In the sweltering heat of Tuesday afternoon, December 2, 2025, a battered truck rumbled past Iyaganku Police Station in Ibadan.
Packed tight with dozens of young men, gleaming motorcycles, and lowing cows, it zipped through checkpoints without a pause.
Locals froze in disbelief. Whispers spread like wildfire: Were these harmless migrants chasing okada jobs after northern harvests?
Or something darker, bandits slipping south amid Nigeria's endless security woes?
One vendor, Mama Aisha, clutched her wrapper tighter. "My heart jumped," she told neighbors. "They looked too many, too quiet."

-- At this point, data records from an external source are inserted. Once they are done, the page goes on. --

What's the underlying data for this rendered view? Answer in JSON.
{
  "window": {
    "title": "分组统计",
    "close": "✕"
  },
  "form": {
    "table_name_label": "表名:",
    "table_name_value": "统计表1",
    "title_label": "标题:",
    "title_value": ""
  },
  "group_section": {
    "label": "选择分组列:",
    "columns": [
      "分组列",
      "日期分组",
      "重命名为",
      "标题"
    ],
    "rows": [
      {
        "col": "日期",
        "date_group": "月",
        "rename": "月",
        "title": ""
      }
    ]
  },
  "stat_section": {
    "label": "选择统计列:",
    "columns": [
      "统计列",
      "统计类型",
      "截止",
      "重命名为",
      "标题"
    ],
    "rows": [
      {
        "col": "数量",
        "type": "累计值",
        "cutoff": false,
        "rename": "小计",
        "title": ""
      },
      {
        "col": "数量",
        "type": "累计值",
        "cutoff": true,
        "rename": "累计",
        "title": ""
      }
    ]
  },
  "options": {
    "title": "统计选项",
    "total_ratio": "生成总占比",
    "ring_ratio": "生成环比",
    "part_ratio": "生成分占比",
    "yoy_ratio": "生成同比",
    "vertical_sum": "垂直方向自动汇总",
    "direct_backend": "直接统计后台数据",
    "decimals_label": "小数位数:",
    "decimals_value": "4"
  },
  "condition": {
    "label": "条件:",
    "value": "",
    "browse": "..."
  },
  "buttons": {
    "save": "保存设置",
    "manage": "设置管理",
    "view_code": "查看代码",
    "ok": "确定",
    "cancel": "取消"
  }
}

The truck, license plate faded under dust, hailed from Kano, sources say. Driver claimed livestock for Lagos markets.
But eyes lingered on the men's duffels, bulging, suspicious. Social media exploded with grainy videos, views hitting thousands by dusk.
"Seasonal hustle or sleeper cells?" one X post fumed, echoing 2023 Amotekun busts of similar loads hiding daggers and bows.
No intercepts this time. The rig vanished toward Oyo's outskirts, leaving residents glued to radios.
Yet, controversy brewed online. "Job seekers, not threats," defended a northern trader on X. "Past stops proved it, harmless folks."
Others weren't buying. "Cows as cover? We've seen this movie," shot back a user, citing viral clips of armed herders in past hauls.